Monday, September 3, 2012
More Pricks than Kicks
More Pricks than Kicks.
The life of Belaqua - a potential, if not, possibly escaped mental patient, whose fornications range unilaterally, exclusively,
amongst Dublin’s most schizophrenic female class (from Alba to Ruby, from Lucy
to Thelma to Smeraldina) – encompasses all of the bizarrely relatable passages
that comprise ‘More Pricks than Kicks’. The individual chapters are vignette-like in that they follow the oddest moments of Belaqua’s life that fit
part to whole in the scheme of pinning down the characteristics that (often, if
not always) form his character. That is not to say that I think Beckett has
intended ‘More Pricks than Kicks’ to be a character study, but more so as an
illustration of the ‘everyman’ of the environment that he has encountered in
Dublin; a pastiche of social, cultural idiosyncrasies in attitudes and habits
of Dubliners, and moreover Westerners. In addition, it acts also as a critique on other texts
that have attempted to do this in the past that have been perhaps a little to
narrow in their scope. (The scope of MPtK is wide and high, to say the least)
What comes to mind is Goethe’s, The Sorrows of Young Werther and even in the
chapter of Smeraldina’s letter Goethe is even mentioned. What's more, is that it's distinct from every other chapter, and even mimics the style of The Sorrows of Young Werther. While the form of ‘S.
of Y. Werther’ is entirely epistolary, I imagine this novella as an
encapsulation of what Werther's life might actually have been like, and not a self-account of how he interpreted his own life… The numbers of allusions are
numerous and there even seem to be, what I will call, slant allusions: those
that seem to give the impression of a hint or allusion but remains ambiguous
and not entirely accurate. A good example of this would be the name of ‘Hermione Nautzsche’, in the ‘What a
Misfortune’ chapter, which brings to mind,
‘Nietzsche’, a definitive influence on Beckett. There is even reference to one
of his central ideas of the Ubermensche, which seems to imply that Nietzschean
philosophy was on his mind when writing the novella, though he does not
reference any specific doctrine there of. In stead it seems that he, if
anything, applies some of the doctrine into practice – giving it a home. I do
not think that it is a far stretch to suggest that Belaqua shares qualities
with Nietzsche’s ‘last man’ archetype, though it is never announced… but more
analysis is required for to gain any authority.
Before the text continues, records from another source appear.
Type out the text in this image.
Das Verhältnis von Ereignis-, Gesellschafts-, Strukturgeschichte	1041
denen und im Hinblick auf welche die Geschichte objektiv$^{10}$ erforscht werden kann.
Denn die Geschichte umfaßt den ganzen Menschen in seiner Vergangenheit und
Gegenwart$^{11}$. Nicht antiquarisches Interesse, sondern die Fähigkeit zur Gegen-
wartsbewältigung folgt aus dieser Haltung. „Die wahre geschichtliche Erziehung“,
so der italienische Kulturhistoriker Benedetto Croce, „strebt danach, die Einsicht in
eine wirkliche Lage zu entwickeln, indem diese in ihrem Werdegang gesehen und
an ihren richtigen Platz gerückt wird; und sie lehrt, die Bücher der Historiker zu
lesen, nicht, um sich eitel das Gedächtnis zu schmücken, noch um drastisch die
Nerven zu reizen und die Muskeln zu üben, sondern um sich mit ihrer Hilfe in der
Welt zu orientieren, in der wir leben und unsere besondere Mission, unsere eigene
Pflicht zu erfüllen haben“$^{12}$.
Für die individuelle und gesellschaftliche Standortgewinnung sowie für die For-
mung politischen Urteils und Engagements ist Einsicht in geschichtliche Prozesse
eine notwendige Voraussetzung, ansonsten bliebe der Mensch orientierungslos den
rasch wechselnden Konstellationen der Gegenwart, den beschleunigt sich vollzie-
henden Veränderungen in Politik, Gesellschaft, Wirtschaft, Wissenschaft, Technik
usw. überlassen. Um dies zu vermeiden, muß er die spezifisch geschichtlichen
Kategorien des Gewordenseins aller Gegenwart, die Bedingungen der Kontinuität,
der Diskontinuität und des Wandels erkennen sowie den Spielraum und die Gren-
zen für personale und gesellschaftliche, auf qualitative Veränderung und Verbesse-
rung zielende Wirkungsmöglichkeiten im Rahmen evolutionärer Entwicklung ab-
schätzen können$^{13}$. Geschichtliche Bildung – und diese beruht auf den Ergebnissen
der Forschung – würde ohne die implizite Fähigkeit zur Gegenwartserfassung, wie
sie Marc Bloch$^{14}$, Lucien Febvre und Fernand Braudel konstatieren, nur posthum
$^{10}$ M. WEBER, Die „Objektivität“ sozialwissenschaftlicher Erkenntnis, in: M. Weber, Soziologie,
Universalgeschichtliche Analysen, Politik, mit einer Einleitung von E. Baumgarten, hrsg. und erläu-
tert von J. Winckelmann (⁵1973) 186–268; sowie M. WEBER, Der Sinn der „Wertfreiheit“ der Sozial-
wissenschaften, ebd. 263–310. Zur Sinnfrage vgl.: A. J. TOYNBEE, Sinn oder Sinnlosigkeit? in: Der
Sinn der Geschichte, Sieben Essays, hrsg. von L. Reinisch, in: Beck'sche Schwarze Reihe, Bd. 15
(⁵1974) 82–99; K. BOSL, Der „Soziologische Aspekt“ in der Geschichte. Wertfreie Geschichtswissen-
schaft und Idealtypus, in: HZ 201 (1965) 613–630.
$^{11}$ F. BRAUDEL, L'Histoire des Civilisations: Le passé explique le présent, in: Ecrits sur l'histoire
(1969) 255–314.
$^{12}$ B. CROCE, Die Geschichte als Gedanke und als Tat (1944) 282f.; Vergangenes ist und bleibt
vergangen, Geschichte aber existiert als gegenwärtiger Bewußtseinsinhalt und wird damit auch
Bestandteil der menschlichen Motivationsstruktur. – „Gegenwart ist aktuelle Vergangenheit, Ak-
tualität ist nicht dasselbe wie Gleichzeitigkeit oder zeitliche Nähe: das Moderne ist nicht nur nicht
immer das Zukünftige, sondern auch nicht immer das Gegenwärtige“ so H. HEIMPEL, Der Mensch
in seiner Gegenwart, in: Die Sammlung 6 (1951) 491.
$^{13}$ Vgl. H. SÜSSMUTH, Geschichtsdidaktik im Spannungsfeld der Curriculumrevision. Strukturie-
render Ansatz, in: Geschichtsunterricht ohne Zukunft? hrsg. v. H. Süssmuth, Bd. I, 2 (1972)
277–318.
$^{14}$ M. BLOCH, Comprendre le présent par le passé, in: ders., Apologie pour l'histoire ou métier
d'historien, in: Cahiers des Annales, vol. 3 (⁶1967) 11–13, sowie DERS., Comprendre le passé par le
As a final thought I would like to comment on the incredibly
modern register of Beckett’s diction: essentially slang. Many a time I came
across a phrase or a saying that mimic’s (but I guess precedes) “what the kids
are saying these days”. A short list: “But his little enjambment joke was pretty
hot” (is that not Paris Hilton?), “Slip out quick”… there are many more but
I had not marked them all. The point is, it shows that Beckett was
ahead of his time in many ways. Another being his constant entering into the
text: reminding the reader of what had happened in previous chapters. This is a
metaphysical conceit in literature that was nearly abandoned in Modernist text
and then revived in Post Modernism. Much in the same fashion it seems that
Beckett skipped a few movements and found his own that strongly resembles
whatever it is that goes on these days.